Ce numéro consacré à Patočka et la question du monde vise donc un double objectif : dégager les grandes lignes d’interprétation de la pensée de Patočka sur la question du monde, et ménager la voie à des pensées renouvelées du monde comme de l’ego. Le monde n’est pas originairement la totalité des objets que constitue la conscience, mais la totalité des possibles qui précède et rend possible toute constitution, y compris la constitution de l’ego en tant que conscience. Dans ce renversement, l’ego perd son statut d’ego transcendantal, si bien que la question du monde pose finalement la question de l’ego : comment concevoir un ego dont on reconnaît la dépendance originaire à l’égard du monde ?

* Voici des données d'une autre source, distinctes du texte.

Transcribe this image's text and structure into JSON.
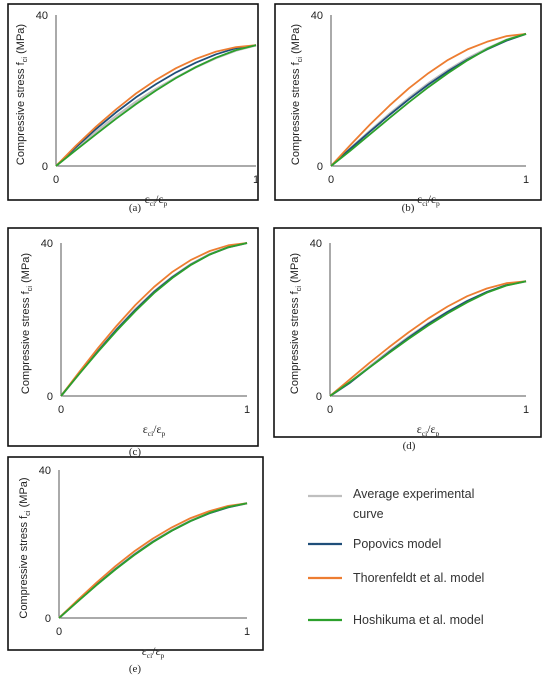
{
  "figure": {
    "legend": [
      {
        "key": "avg",
        "lines": [
          "Average experimental",
          "curve"
        ],
        "color": "#bfbfbf"
      },
      {
        "key": "pop",
        "lines": [
          "Popovics model"
        ],
        "color": "#1f4e79"
      },
      {
        "key": "tho",
        "lines": [
          "Thorenfeldt et al. model"
        ],
        "color": "#ed7d31"
      },
      {
        "key": "hos",
        "lines": [
          "Hoshikuma et al. model"
        ],
        "color": "#2ca02c"
      }
    ]
  },
  "chart_data": [
    {
      "type": "line",
      "caption": "(a)",
      "ylabel": {
        "main": "Compressive stress f",
        "sub": "ci",
        "unit": " (MPa)"
      },
      "xlabel": {
        "e1": "ε",
        "s1": "ci",
        "mid": "/ε",
        "s2": "p"
      },
      "xticks": [
        "0",
        "1"
      ],
      "yticks": [
        "0",
        "40"
      ],
      "xlim": [
        0,
        1
      ],
      "ylim": [
        0,
        40
      ],
      "peak": 32,
      "series": [
        {
          "key": "avg",
          "x": [
            0,
            0.1,
            0.2,
            0.3,
            0.4,
            0.5,
            0.6,
            0.7,
            0.8,
            0.9,
            1.0
          ],
          "y": [
            0,
            4.6,
            9.0,
            13.2,
            17.0,
            20.4,
            23.4,
            26.2,
            28.6,
            30.6,
            32.0
          ]
        },
        {
          "key": "pop",
          "x": [
            0,
            0.1,
            0.2,
            0.3,
            0.4,
            0.5,
            0.6,
            0.7,
            0.8,
            0.9,
            1.0
          ],
          "y": [
            0,
            5.0,
            9.8,
            14.2,
            18.2,
            21.7,
            24.8,
            27.4,
            29.6,
            31.2,
            32.0
          ]
        },
        {
          "key": "tho",
          "x": [
            0,
            0.1,
            0.2,
            0.3,
            0.4,
            0.5,
            0.6,
            0.7,
            0.8,
            0.9,
            1.0
          ],
          "y": [
            0,
            5.4,
            10.4,
            15.0,
            19.2,
            22.8,
            25.9,
            28.4,
            30.3,
            31.5,
            32.0
          ]
        },
        {
          "key": "hos",
          "x": [
            0,
            0.1,
            0.2,
            0.3,
            0.4,
            0.5,
            0.6,
            0.7,
            0.8,
            0.9,
            1.0
          ],
          "y": [
            0,
            4.2,
            8.4,
            12.5,
            16.4,
            20.0,
            23.3,
            26.2,
            28.7,
            30.7,
            32.0
          ]
        }
      ]
    },
    {
      "type": "line",
      "caption": "(b)",
      "ylabel": {
        "main": "Compressive stress f",
        "sub": "ci",
        "unit": " (MPa)"
      },
      "xlabel": {
        "e1": "ε",
        "s1": "ci",
        "mid": "/ε",
        "s2": "p"
      },
      "xticks": [
        "0",
        "1"
      ],
      "yticks": [
        "0",
        "40"
      ],
      "xlim": [
        0,
        1
      ],
      "ylim": [
        0,
        40
      ],
      "peak": 35,
      "series": [
        {
          "key": "avg",
          "x": [
            0,
            0.1,
            0.2,
            0.3,
            0.4,
            0.5,
            0.6,
            0.7,
            0.8,
            0.9,
            1.0
          ],
          "y": [
            0,
            4.7,
            9.3,
            13.8,
            18.0,
            21.9,
            25.4,
            28.5,
            31.1,
            33.4,
            35.0
          ]
        },
        {
          "key": "pop",
          "x": [
            0,
            0.1,
            0.2,
            0.3,
            0.4,
            0.5,
            0.6,
            0.7,
            0.8,
            0.9,
            1.0
          ],
          "y": [
            0,
            4.6,
            9.1,
            13.5,
            17.7,
            21.6,
            25.1,
            28.2,
            30.9,
            33.2,
            35.0
          ]
        },
        {
          "key": "tho",
          "x": [
            0,
            0.1,
            0.2,
            0.3,
            0.4,
            0.5,
            0.6,
            0.7,
            0.8,
            0.9,
            1.0
          ],
          "y": [
            0,
            5.6,
            11.0,
            16.0,
            20.6,
            24.6,
            28.1,
            30.9,
            32.9,
            34.4,
            35.0
          ]
        },
        {
          "key": "hos",
          "x": [
            0,
            0.1,
            0.2,
            0.3,
            0.4,
            0.5,
            0.6,
            0.7,
            0.8,
            0.9,
            1.0
          ],
          "y": [
            0,
            4.1,
            8.4,
            12.7,
            16.9,
            20.9,
            24.6,
            28.0,
            31.0,
            33.4,
            35.0
          ]
        }
      ]
    },
    {
      "type": "line",
      "caption": "(c)",
      "ylabel": {
        "main": "Compressive stress f",
        "sub": "ci",
        "unit": " (MPa)"
      },
      "xlabel": {
        "e1": "ε",
        "s1": "ci",
        "mid": "/ε",
        "s2": "p"
      },
      "xticks": [
        "0",
        "1"
      ],
      "yticks": [
        "0",
        "40"
      ],
      "xlim": [
        0,
        1
      ],
      "ylim": [
        0,
        40
      ],
      "peak": 40,
      "series": [
        {
          "key": "avg",
          "x": [
            0,
            0.1,
            0.2,
            0.3,
            0.4,
            0.5,
            0.6,
            0.7,
            0.8,
            0.9,
            1.0
          ],
          "y": [
            0,
            6.0,
            11.9,
            17.5,
            22.7,
            27.3,
            31.2,
            34.5,
            37.1,
            38.9,
            40.0
          ]
        },
        {
          "key": "pop",
          "x": [
            0,
            0.1,
            0.2,
            0.3,
            0.4,
            0.5,
            0.6,
            0.7,
            0.8,
            0.9,
            1.0
          ],
          "y": [
            0,
            6.0,
            11.8,
            17.4,
            22.5,
            27.2,
            31.1,
            34.4,
            37.0,
            38.9,
            40.0
          ]
        },
        {
          "key": "tho",
          "x": [
            0,
            0.1,
            0.2,
            0.3,
            0.4,
            0.5,
            0.6,
            0.7,
            0.8,
            0.9,
            1.0
          ],
          "y": [
            0,
            6.4,
            12.6,
            18.4,
            23.8,
            28.5,
            32.5,
            35.6,
            37.9,
            39.4,
            40.0
          ]
        },
        {
          "key": "hos",
          "x": [
            0,
            0.1,
            0.2,
            0.3,
            0.4,
            0.5,
            0.6,
            0.7,
            0.8,
            0.9,
            1.0
          ],
          "y": [
            0,
            5.9,
            11.6,
            17.1,
            22.2,
            26.9,
            30.9,
            34.3,
            37.0,
            38.9,
            40.0
          ]
        }
      ]
    },
    {
      "type": "line",
      "caption": "(d)",
      "ylabel": {
        "main": "Compressive stress f",
        "sub": "ci",
        "unit": " (MPa)"
      },
      "xlabel": {
        "e1": "ε",
        "s1": "ci",
        "mid": "/ε",
        "s2": "p"
      },
      "xticks": [
        "0",
        "1"
      ],
      "yticks": [
        "0",
        "40"
      ],
      "xlim": [
        0,
        1
      ],
      "ylim": [
        0,
        40
      ],
      "peak": 30,
      "series": [
        {
          "key": "avg",
          "x": [
            0,
            0.1,
            0.2,
            0.3,
            0.4,
            0.5,
            0.6,
            0.7,
            0.8,
            0.9,
            1.0
          ],
          "y": [
            0,
            3.5,
            7.6,
            11.6,
            15.4,
            18.9,
            22.0,
            24.8,
            27.1,
            29.0,
            30.0
          ]
        },
        {
          "key": "pop",
          "x": [
            0,
            0.1,
            0.2,
            0.3,
            0.4,
            0.5,
            0.6,
            0.7,
            0.8,
            0.9,
            1.0
          ],
          "y": [
            0,
            3.4,
            7.4,
            11.4,
            15.2,
            18.8,
            22.0,
            24.8,
            27.2,
            29.0,
            30.0
          ]
        },
        {
          "key": "tho",
          "x": [
            0,
            0.1,
            0.2,
            0.3,
            0.4,
            0.5,
            0.6,
            0.7,
            0.8,
            0.9,
            1.0
          ],
          "y": [
            0,
            4.3,
            8.6,
            12.7,
            16.6,
            20.2,
            23.4,
            26.1,
            28.1,
            29.5,
            30.0
          ]
        },
        {
          "key": "hos",
          "x": [
            0,
            0.1,
            0.2,
            0.3,
            0.4,
            0.5,
            0.6,
            0.7,
            0.8,
            0.9,
            1.0
          ],
          "y": [
            0,
            3.6,
            7.4,
            11.2,
            14.9,
            18.4,
            21.6,
            24.5,
            27.0,
            28.9,
            30.0
          ]
        }
      ]
    },
    {
      "type": "line",
      "caption": "(e)",
      "ylabel": {
        "main": "Compressive stress f",
        "sub": "ci",
        "unit": " (MPa)"
      },
      "xlabel": {
        "e1": "ε",
        "s1": "ci",
        "mid": "/ε",
        "s2": "p"
      },
      "xticks": [
        "0",
        "1"
      ],
      "yticks": [
        "0",
        "40"
      ],
      "xlim": [
        0,
        1
      ],
      "ylim": [
        0,
        40
      ],
      "peak": 31,
      "series": [
        {
          "key": "avg",
          "x": [
            0,
            0.1,
            0.2,
            0.3,
            0.4,
            0.5,
            0.6,
            0.7,
            0.8,
            0.9,
            1.0
          ],
          "y": [
            0,
            4.6,
            9.1,
            13.3,
            17.2,
            20.7,
            23.7,
            26.3,
            28.4,
            30.0,
            31.0
          ]
        },
        {
          "key": "pop",
          "x": [
            0,
            0.1,
            0.2,
            0.3,
            0.4,
            0.5,
            0.6,
            0.7,
            0.8,
            0.9,
            1.0
          ],
          "y": [
            0,
            4.6,
            9.0,
            13.2,
            17.1,
            20.6,
            23.6,
            26.2,
            28.3,
            29.9,
            31.0
          ]
        },
        {
          "key": "tho",
          "x": [
            0,
            0.1,
            0.2,
            0.3,
            0.4,
            0.5,
            0.6,
            0.7,
            0.8,
            0.9,
            1.0
          ],
          "y": [
            0,
            4.9,
            9.6,
            14.0,
            18.0,
            21.5,
            24.5,
            27.0,
            28.9,
            30.3,
            31.0
          ]
        },
        {
          "key": "hos",
          "x": [
            0,
            0.1,
            0.2,
            0.3,
            0.4,
            0.5,
            0.6,
            0.7,
            0.8,
            0.9,
            1.0
          ],
          "y": [
            0,
            4.5,
            8.9,
            13.1,
            17.0,
            20.5,
            23.6,
            26.2,
            28.4,
            30.0,
            31.0
          ]
        }
      ]
    }
  ]
}
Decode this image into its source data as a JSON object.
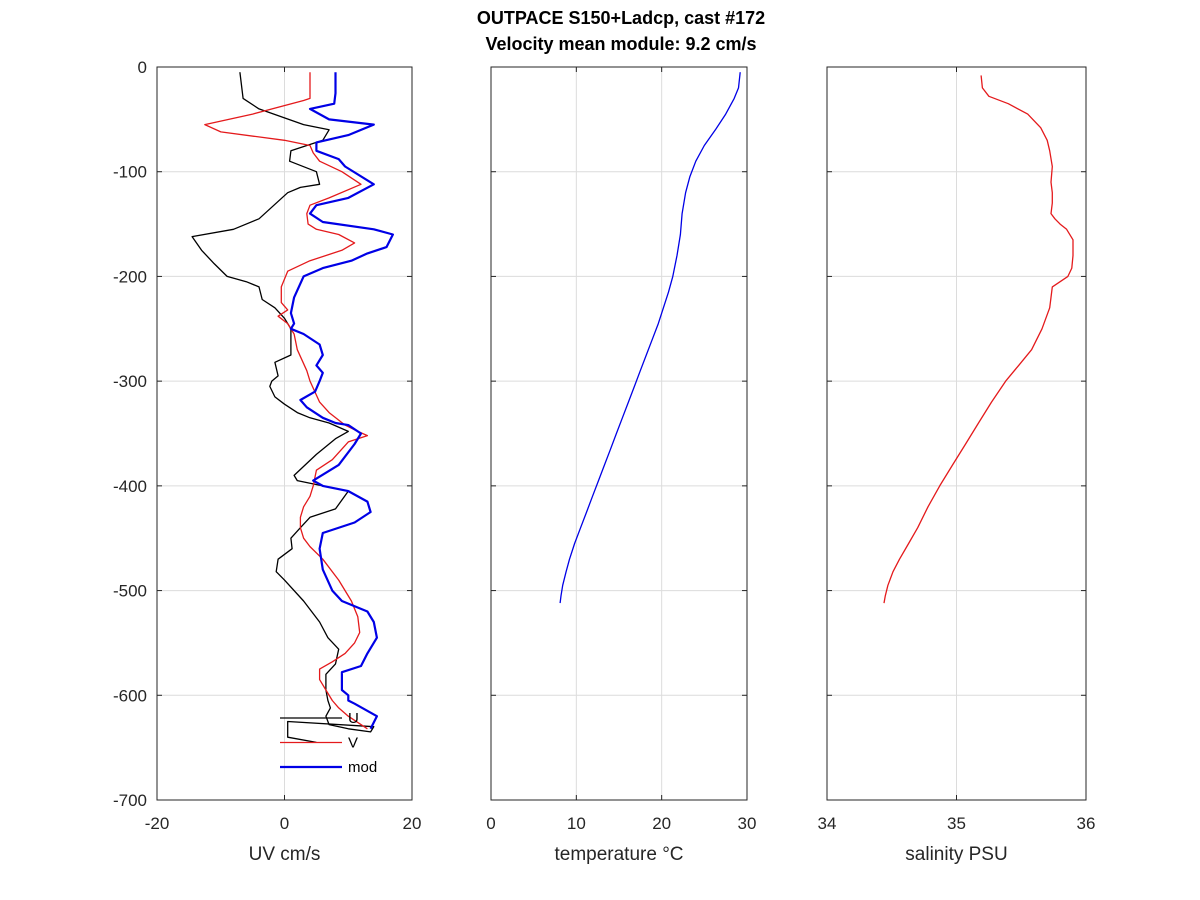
{
  "title_lines": [
    "OUTPACE S150+Ladcp, cast #172",
    "Velocity mean module:  9.2 cm/s"
  ],
  "chart_data": [
    {
      "type": "line",
      "xlabel": "UV cm/s",
      "ylabel": "",
      "xlim": [
        -20,
        20
      ],
      "ylim": [
        -700,
        0
      ],
      "xticks": [
        -20,
        0,
        20
      ],
      "yticks": [
        0,
        -100,
        -200,
        -300,
        -400,
        -500,
        -600,
        -700
      ],
      "grid": true,
      "legend_position": "bottom-right",
      "series": [
        {
          "name": "U",
          "color": "#000000",
          "x": [
            -7,
            -6.5,
            -4,
            3,
            7,
            6,
            1,
            0.8,
            5,
            5.5,
            2.5,
            0.5,
            -4,
            -8,
            -14.5,
            -13,
            -11,
            -9,
            -6,
            -4,
            -3.5,
            -1.5,
            0,
            1,
            1,
            -1.5,
            -1,
            -2,
            -2.3,
            -1.5,
            0,
            2,
            4,
            7,
            10,
            8,
            5,
            1.5,
            2,
            6,
            10,
            8,
            4,
            2.5,
            1,
            1.2,
            -1,
            -1.3,
            0,
            3,
            5.5,
            6.8,
            8.5,
            8,
            6.5,
            6.5,
            6.8,
            7.2,
            6.5,
            7,
            10,
            13.5,
            14,
            0.5,
            0.5,
            5
          ],
          "y": [
            -5,
            -30,
            -40,
            -55,
            -60,
            -70,
            -80,
            -90,
            -100,
            -112,
            -115,
            -120,
            -145,
            -155,
            -162,
            -175,
            -188,
            -200,
            -205,
            -210,
            -222,
            -230,
            -240,
            -250,
            -275,
            -282,
            -295,
            -300,
            -305,
            -315,
            -322,
            -330,
            -335,
            -340,
            -348,
            -355,
            -370,
            -390,
            -395,
            -400,
            -405,
            -422,
            -430,
            -440,
            -450,
            -460,
            -470,
            -482,
            -490,
            -510,
            -530,
            -545,
            -556,
            -570,
            -580,
            -595,
            -605,
            -612,
            -620,
            -628,
            -632,
            -635,
            -630,
            -625,
            -640,
            -645
          ]
        },
        {
          "name": "V",
          "color": "#e41a1c",
          "x": [
            4,
            4,
            3,
            -5,
            -12.5,
            -10,
            0,
            4,
            4.5,
            5.5,
            9,
            12,
            7,
            4,
            3.5,
            3.7,
            5,
            8.5,
            11,
            9,
            4,
            0.5,
            -0.5,
            -0.5,
            0.5,
            -1,
            0.5,
            1.5,
            2,
            3.5,
            4,
            5.5,
            7,
            9.5,
            11.5,
            13,
            10,
            7.5,
            5,
            4.5,
            4,
            3,
            2.5,
            2.5,
            3,
            4,
            6,
            8.5,
            10.5,
            11.5,
            11.8,
            11,
            9.5,
            7.5,
            5.5,
            5.5,
            6.5,
            7.5,
            8.5,
            10,
            13
          ],
          "y": [
            -5,
            -30,
            -32,
            -45,
            -55,
            -62,
            -70,
            -75,
            -82,
            -90,
            -100,
            -112,
            -125,
            -132,
            -140,
            -150,
            -155,
            -160,
            -168,
            -175,
            -185,
            -195,
            -210,
            -225,
            -232,
            -238,
            -245,
            -255,
            -270,
            -290,
            -300,
            -320,
            -330,
            -342,
            -348,
            -352,
            -358,
            -375,
            -385,
            -400,
            -410,
            -420,
            -430,
            -440,
            -450,
            -458,
            -470,
            -490,
            -510,
            -525,
            -540,
            -550,
            -560,
            -568,
            -575,
            -585,
            -595,
            -605,
            -612,
            -620,
            -632
          ]
        },
        {
          "name": "mod",
          "color": "#0000e6",
          "x": [
            8,
            8,
            7.8,
            4,
            7,
            14,
            10,
            5,
            5,
            8.5,
            9.5,
            14,
            10,
            5,
            4,
            6,
            14,
            17,
            16,
            13,
            10.5,
            6,
            3,
            1.5,
            1,
            1.5,
            1,
            3,
            5.5,
            6,
            5,
            6,
            5.5,
            4.8,
            2.5,
            3.5,
            6,
            8,
            10,
            12,
            11,
            8.5,
            4.5,
            6,
            10,
            13,
            13.5,
            11,
            6,
            5.5,
            6,
            7.5,
            9,
            13,
            14,
            14.5,
            13,
            12,
            9,
            9,
            10,
            10,
            11,
            14.5,
            13.5
          ],
          "y": [
            -5,
            -25,
            -35,
            -40,
            -50,
            -55,
            -65,
            -72,
            -80,
            -88,
            -95,
            -112,
            -125,
            -132,
            -140,
            -148,
            -155,
            -160,
            -172,
            -178,
            -185,
            -192,
            -200,
            -220,
            -235,
            -245,
            -250,
            -255,
            -265,
            -275,
            -285,
            -292,
            -300,
            -310,
            -318,
            -325,
            -335,
            -340,
            -342,
            -350,
            -360,
            -380,
            -395,
            -400,
            -405,
            -415,
            -425,
            -435,
            -445,
            -460,
            -480,
            -500,
            -510,
            -520,
            -530,
            -545,
            -560,
            -572,
            -578,
            -595,
            -600,
            -605,
            -608,
            -620,
            -632
          ]
        }
      ]
    },
    {
      "type": "line",
      "xlabel": "temperature °C",
      "ylabel": "",
      "xlim": [
        0,
        30
      ],
      "ylim": [
        -700,
        0
      ],
      "xticks": [
        0,
        10,
        20,
        30
      ],
      "yticks": [
        0,
        -100,
        -200,
        -300,
        -400,
        -500,
        -600,
        -700
      ],
      "grid": true,
      "series": [
        {
          "name": "",
          "color": "#0000e6",
          "x": [
            29.2,
            29,
            28.5,
            27.5,
            26.3,
            25,
            24,
            23.3,
            22.8,
            22.4,
            22.2,
            21.8,
            21.3,
            20.8,
            20.2,
            19.6,
            18.9,
            18.2,
            17.5,
            16.8,
            16.1,
            15.4,
            14.7,
            14,
            13.3,
            12.6,
            11.9,
            11.2,
            10.5,
            9.8,
            9.2,
            8.8,
            8.4,
            8.2,
            8.1
          ],
          "y": [
            -5,
            -20,
            -30,
            -45,
            -60,
            -75,
            -90,
            -105,
            -120,
            -140,
            -160,
            -180,
            -200,
            -215,
            -230,
            -245,
            -260,
            -275,
            -290,
            -305,
            -320,
            -335,
            -350,
            -365,
            -380,
            -395,
            -410,
            -425,
            -440,
            -455,
            -470,
            -482,
            -495,
            -505,
            -512
          ]
        }
      ]
    },
    {
      "type": "line",
      "xlabel": "salinity PSU",
      "ylabel": "",
      "xlim": [
        34,
        36
      ],
      "ylim": [
        -700,
        0
      ],
      "xticks": [
        34,
        35,
        36
      ],
      "yticks": [
        0,
        -100,
        -200,
        -300,
        -400,
        -500,
        -600,
        -700
      ],
      "grid": true,
      "series": [
        {
          "name": "",
          "color": "#e41a1c",
          "x": [
            35.19,
            35.2,
            35.25,
            35.4,
            35.55,
            35.65,
            35.7,
            35.72,
            35.74,
            35.73,
            35.74,
            35.74,
            35.73,
            35.76,
            35.8,
            35.85,
            35.9,
            35.9,
            35.89,
            35.86,
            35.8,
            35.74,
            35.73,
            35.72,
            35.66,
            35.58,
            35.48,
            35.38,
            35.27,
            35.17,
            35.07,
            34.97,
            34.87,
            34.78,
            34.7,
            34.63,
            34.56,
            34.51,
            34.47,
            34.45,
            34.44
          ],
          "y": [
            -8,
            -20,
            -28,
            -35,
            -45,
            -58,
            -70,
            -80,
            -95,
            -110,
            -120,
            -130,
            -140,
            -145,
            -150,
            -155,
            -165,
            -180,
            -192,
            -200,
            -205,
            -210,
            -220,
            -230,
            -250,
            -270,
            -285,
            -300,
            -320,
            -340,
            -360,
            -380,
            -400,
            -420,
            -440,
            -455,
            -470,
            -482,
            -495,
            -505,
            -512
          ]
        }
      ]
    }
  ]
}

À travers la question du monde chez Patočka, l’ensemble des textes de ce numéro ont ainsi pour enjeu de frayer de nouveaux chemins dans la longue élaboration de ce que Husserl considérait comme la tâche propre de la phénoménologie : l’a priori universel de corrélation. Tous s’accordent pour affirmer, à la suite de Patočka, qu’il réside dans l’essence dynamique du monde et de l’ego, c’est-à-dire dans la structure dynamique de la corrélation. Mais encore reste-t-il à en spécifier la nature : s’agit-il d’une structure d’appel et de réponse entre deux termes irréductibles (orientation événementiale), ou simplement d’une structure du monde (orientation cosmologique) ?
Les réponses divergent et ouvrent un espace de débat entre les différents articles, tous néanmoins focalisés sur un point particulier : le legs d’une question de Husserl à Patočka, le rapport entre Fink et Patočka, l’apparaître, la naissance, le mouvement, la liberté, et la donation. Au lecteur de tracer à présent son propre chemin dans l’espace ouvert par ces différentes voix.